Ninety-eight Eritrean Christians detained in September by the country’s authorities are still being held, Release International (RI) reports.
The detainees, currently in Mai Serwa prison, were among 150 Christians picked up during a raid on an underground church where they gathered for worship.
After picking up the worshippers from the church located in Godaif District in the southern part of the capital, Asmara, the authorities released some women and children but still detained 98 of them.
RI say no fewer than 300 Eritrean Christians are being held in prison for practising Christianity. Many of them who refused to renounce their faith have spent more than 15 years in prison without trial.
In March 2022, 29 Christians were jailed after the police raided a prayer meeting in a private house.
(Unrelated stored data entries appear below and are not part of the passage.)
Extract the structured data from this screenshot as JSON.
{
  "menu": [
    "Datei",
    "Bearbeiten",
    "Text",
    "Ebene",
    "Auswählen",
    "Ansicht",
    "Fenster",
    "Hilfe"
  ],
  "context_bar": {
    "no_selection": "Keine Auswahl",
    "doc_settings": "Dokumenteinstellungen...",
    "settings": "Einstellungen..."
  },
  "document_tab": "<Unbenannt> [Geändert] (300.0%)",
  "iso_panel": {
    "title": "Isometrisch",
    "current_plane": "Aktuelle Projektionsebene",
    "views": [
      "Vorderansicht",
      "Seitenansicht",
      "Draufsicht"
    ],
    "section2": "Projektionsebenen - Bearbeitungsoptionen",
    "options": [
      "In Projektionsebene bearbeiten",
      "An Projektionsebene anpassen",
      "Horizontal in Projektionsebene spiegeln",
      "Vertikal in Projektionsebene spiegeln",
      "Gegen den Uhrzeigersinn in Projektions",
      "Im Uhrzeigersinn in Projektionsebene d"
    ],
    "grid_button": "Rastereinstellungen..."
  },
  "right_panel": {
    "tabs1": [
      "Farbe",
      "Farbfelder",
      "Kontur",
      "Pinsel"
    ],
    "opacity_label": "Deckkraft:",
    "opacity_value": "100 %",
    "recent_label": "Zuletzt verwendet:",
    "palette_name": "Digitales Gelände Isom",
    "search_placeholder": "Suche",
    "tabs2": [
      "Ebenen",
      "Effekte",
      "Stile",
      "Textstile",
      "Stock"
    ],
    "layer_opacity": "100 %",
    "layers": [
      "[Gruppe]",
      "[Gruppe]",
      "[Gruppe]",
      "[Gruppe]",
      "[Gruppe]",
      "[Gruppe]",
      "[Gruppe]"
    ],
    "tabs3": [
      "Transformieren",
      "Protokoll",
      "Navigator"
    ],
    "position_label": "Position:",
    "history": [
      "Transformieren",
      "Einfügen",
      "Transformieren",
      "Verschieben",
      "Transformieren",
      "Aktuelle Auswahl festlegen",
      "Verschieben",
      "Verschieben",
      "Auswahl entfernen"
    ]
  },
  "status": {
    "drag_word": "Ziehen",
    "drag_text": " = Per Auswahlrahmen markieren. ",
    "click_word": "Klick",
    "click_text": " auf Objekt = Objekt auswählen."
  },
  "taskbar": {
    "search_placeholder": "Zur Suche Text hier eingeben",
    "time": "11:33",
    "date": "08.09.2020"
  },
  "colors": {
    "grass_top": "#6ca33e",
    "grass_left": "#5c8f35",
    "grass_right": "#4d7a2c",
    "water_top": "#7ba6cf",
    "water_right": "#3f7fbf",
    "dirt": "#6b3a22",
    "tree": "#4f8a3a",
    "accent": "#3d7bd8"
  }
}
In May, Christians in Eritrea marked 20 years of persecution. The country’s authorities shut down most of the churches in the country in May 2002 when it outlawed every religion except Sunni Islam, Eritrean Orthodox, Roman Catholicism and the Lutheran Church.
The East African country, which broke from Ethiopia in 1991 after a 30-year war, closed many Evangelical and Pentecostal churches, whose members are more in jail. Christians who defy open congregation are seen as enemies of the state.
In prison, Christians are forbidden from praying aloud, singing, preaching or reading religious books.
Christian watchdog, Open Doors, earlier in the year ranked Ethiopia 6th among 50 countries where Christians are most persecuted.